Vesveseli balıklar gibi oradan oraya çırpıştırdığım işler, içinden çıkılmaz hale geldiğinde, renkli çaputların bağlandığı bir ağaca yaptığım düş yuvarına sığınıyorum. Renkli çaputlar fark edilmemi engelliyor, gelen onca insan çaputunu bağlayacağı boş bir dal aramaktan gayrısı ile ilgilenmiyor.
Buradan ‘yüreğimden kuş bakışı’ diye bir öykü yazmayı planladım hep. Defterim mürekkep damlamış suyun maviliği olacaktı. Ağacın başında yazma fikrinden hoşlanmıştım, rahat bırakılacağımı sanıyordum.
Bir esin bulma ümidi ile sığındığım bu köşede, kulağıma ulaşan mırıltılar ve dualardan, parmakların kederli dokunmalarından, kendimi işime veremiyorum. Oysa her şeyden uzakta; görmediğim, duymadığım, benden başkasına yer olmayan bu sığınakta, bir örümcek yalnızlığını yaşayacaktım.
Terk edilmiş özneye yakıştırılan yalnızlık değil, bana ne yalnızlığı da değil, belki de çoğumuzun yorgun yalnızlığı..
Teklik- yokluk sınırında hareket ve devinime ait ne varsa kendimce yorumlamaya çalışıyorum. Köşeye sıkışmak ile köşeme sığınmak arasında ayrımsadığım farklarla yetinmeye çabalıyorum.
Ben bir yuvar içine sığışmışken, her yöne büyüyen karadelik delice artan umutsuzluklara yer açıyor sanki. Tekinsiz bir aleme çekinceli bir ileti gönderircesine, akıldan aldığını umut bağlanana iliştiriyor eller.
Ömür boyu eylemcilere özendim
Nedense tavuklarla kıyaslayacak kadar çaresizdim; eşelenip, küllerin içinde yuvarlandıklarını gördükçe, bir amaç, bir adanmışlık için düşünce tüneklerinde kendimi yokluyordum. Çevremde yiğitler, yol göstericiler olmadı değil. Ruh hallerini merak ettim çoğu kez, insanlara ve inançlara dönük bir eylem hangi özün ateşine yanaşır da tutuşur.
Kimliğim tutuştu benim çoğu kez. Çekinceler üretiyorum, ertelemeler, ıraksamalar düşüyor önüme. Kanıksamışlığın yüksek duvarlarını görüyorum, burçlarına çıkıyorum. Birçok arkadaşım düştü oradan biliyorum.
Toplumda bunca değişime omuz veren, önderlik edenlerin ruh halleri, onca karmaşanın üstesinden gelen akılları imrendiriyor beni. Oyunları, rolleri öğrenmiştik bir zamanlar. Brecht’in oyunlarında seyirciyi oynamıştık biz. Hiç çıkmak istemedik oyunlardan.

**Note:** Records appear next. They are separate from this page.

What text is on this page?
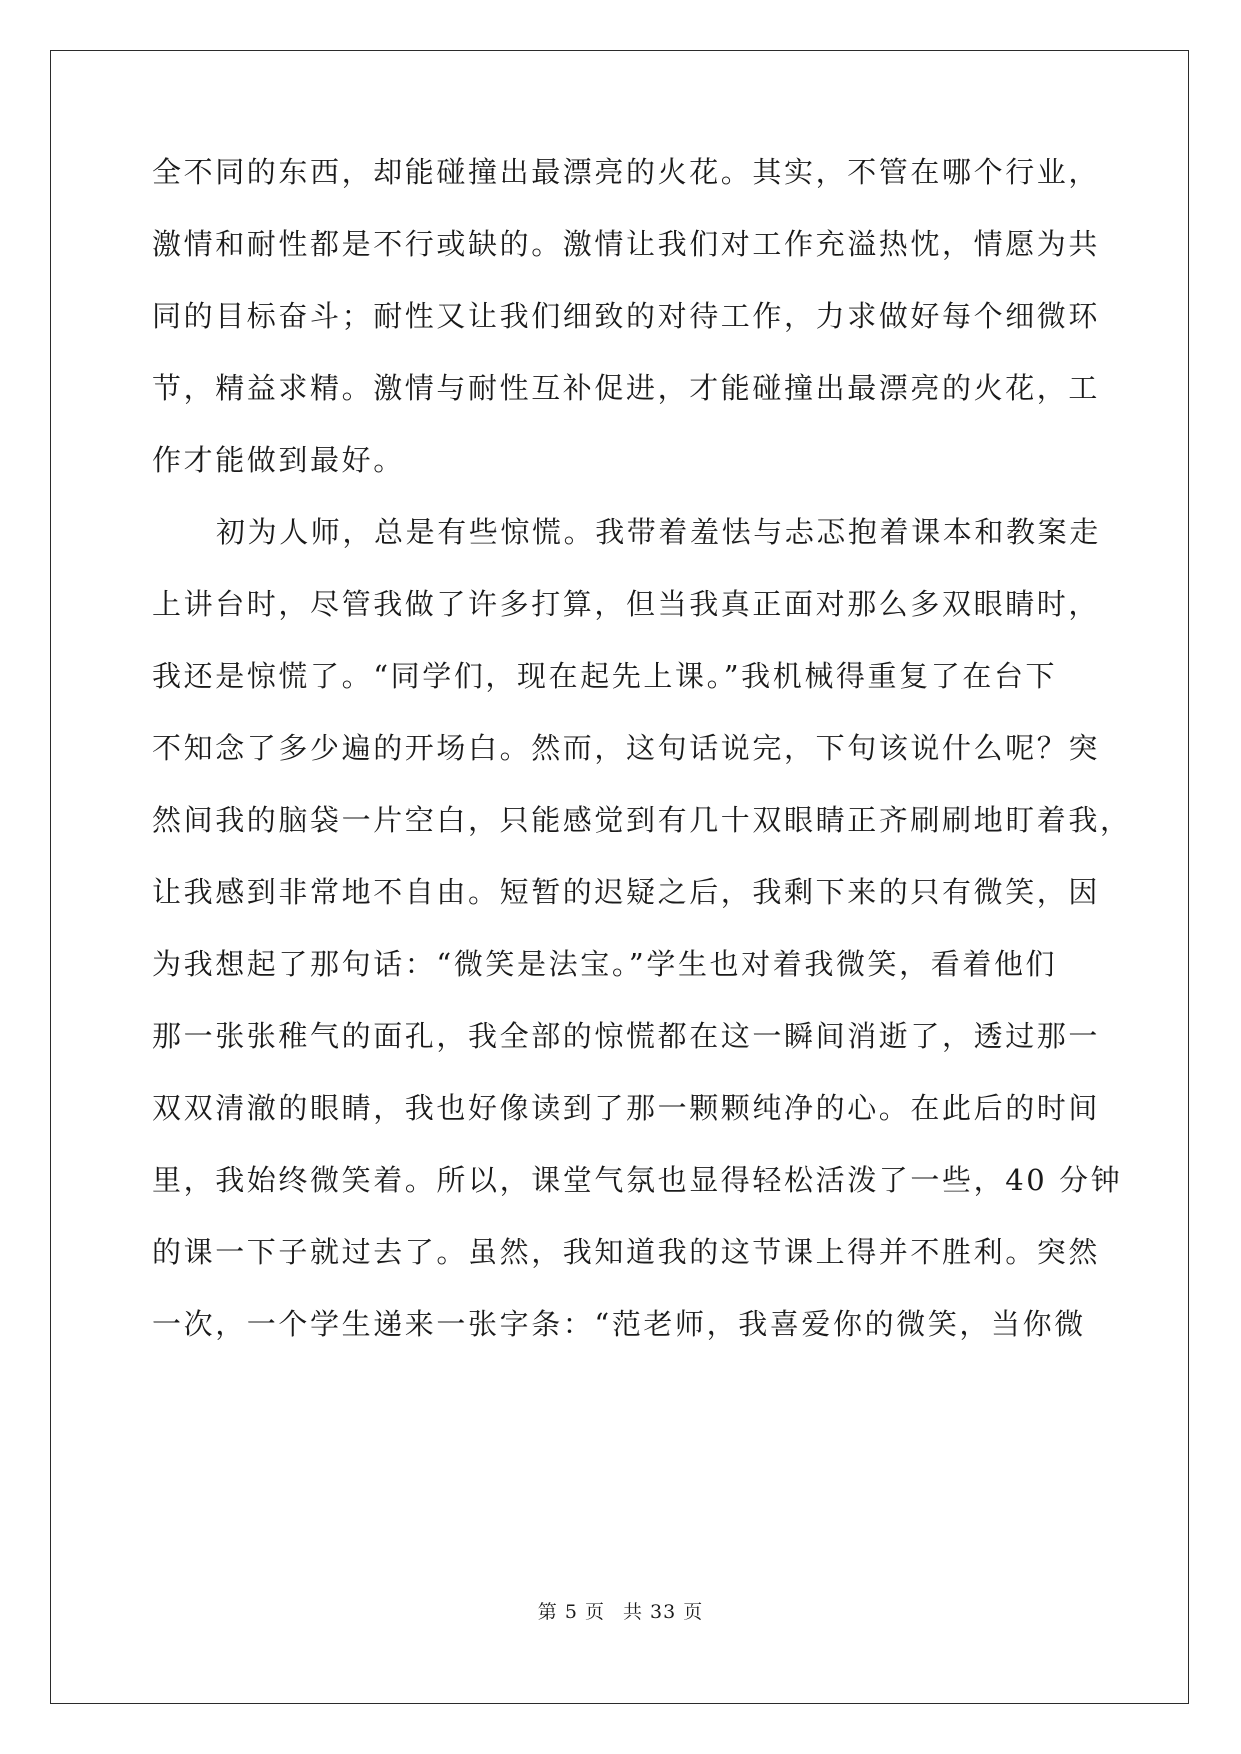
全不同的东西，却能碰撞出最漂亮的火花。其实，不管在哪个行业，
激情和耐性都是不行或缺的。激情让我们对工作充溢热忱，情愿为共
同的目标奋斗；耐性又让我们细致的对待工作，力求做好每个细微环
节，精益求精。激情与耐性互补促进，才能碰撞出最漂亮的火花，工
作才能做到最好。
初为人师，总是有些惊慌。我带着羞怯与忐忑抱着课本和教案走
上讲台时，尽管我做了许多打算，但当我真正面对那么多双眼睛时，
我还是惊慌了。“同学们，现在起先上课。”我机械得重复了在台下
不知念了多少遍的开场白。然而，这句话说完，下句该说什么呢？突
然间我的脑袋一片空白，只能感觉到有几十双眼睛正齐刷刷地盯着我，
让我感到非常地不自由。短暂的迟疑之后，我剩下来的只有微笑，因
为我想起了那句话：“微笑是法宝。”学生也对着我微笑，看着他们
那一张张稚气的面孔，我全部的惊慌都在这一瞬间消逝了，透过那一
双双清澈的眼睛，我也好像读到了那一颗颗纯净的心。在此后的时间
里，我始终微笑着。所以，课堂气氛也显得轻松活泼了一些，40 分钟
的课一下子就过去了。虽然，我知道我的这节课上得并不胜利。突然
一次，一个学生递来一张字条：“范老师，我喜爱你的微笑，当你微
第 5 页 共 33 页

Epik oyunlar, şiirler okumuştuk, kahramanlıklar tanrılara yaraşıktı. Oysa önümüze düşecek, Uzlaşmış Yaşamlar Devlet’inin, doğrusuna yanlış, haklısına haksız diyecek birilerini aranıyorum. Ne kadar hazırlıksız olsak da de iş bizim işimiz, çare yok, başka gelen yok.
İnanmasak da, Uzlaşmış Yaşamlar Devlet’inde bütün işlerin yolunda olduğu söyleniyor. Tarih kitapları ‘ bunlarla uğraşılmaz’ diyor. Tekinsiz Gecelerin Devleti düşbaşına yollara düşme diyor.
Bu ağaca çaput bağlama sırasının sonu gelmiyor. Çok çok yukarılardan rengarenk giysileri ile fark edilip görülsün isteniyor sanki çaput ağacı.
Görenin de bir zahmet bunları okuması isteniyor. Bin bir renge bürünmüş dilekler. Bunları bağlayanların kaderlerinden bir çıkış aradıkları zaman da tanrıya başvurmaları ironik olduğuna göre kendi türünden birilerinin bunları okuyup, yorumlaması daha akıllıca ve anlamlı olacak.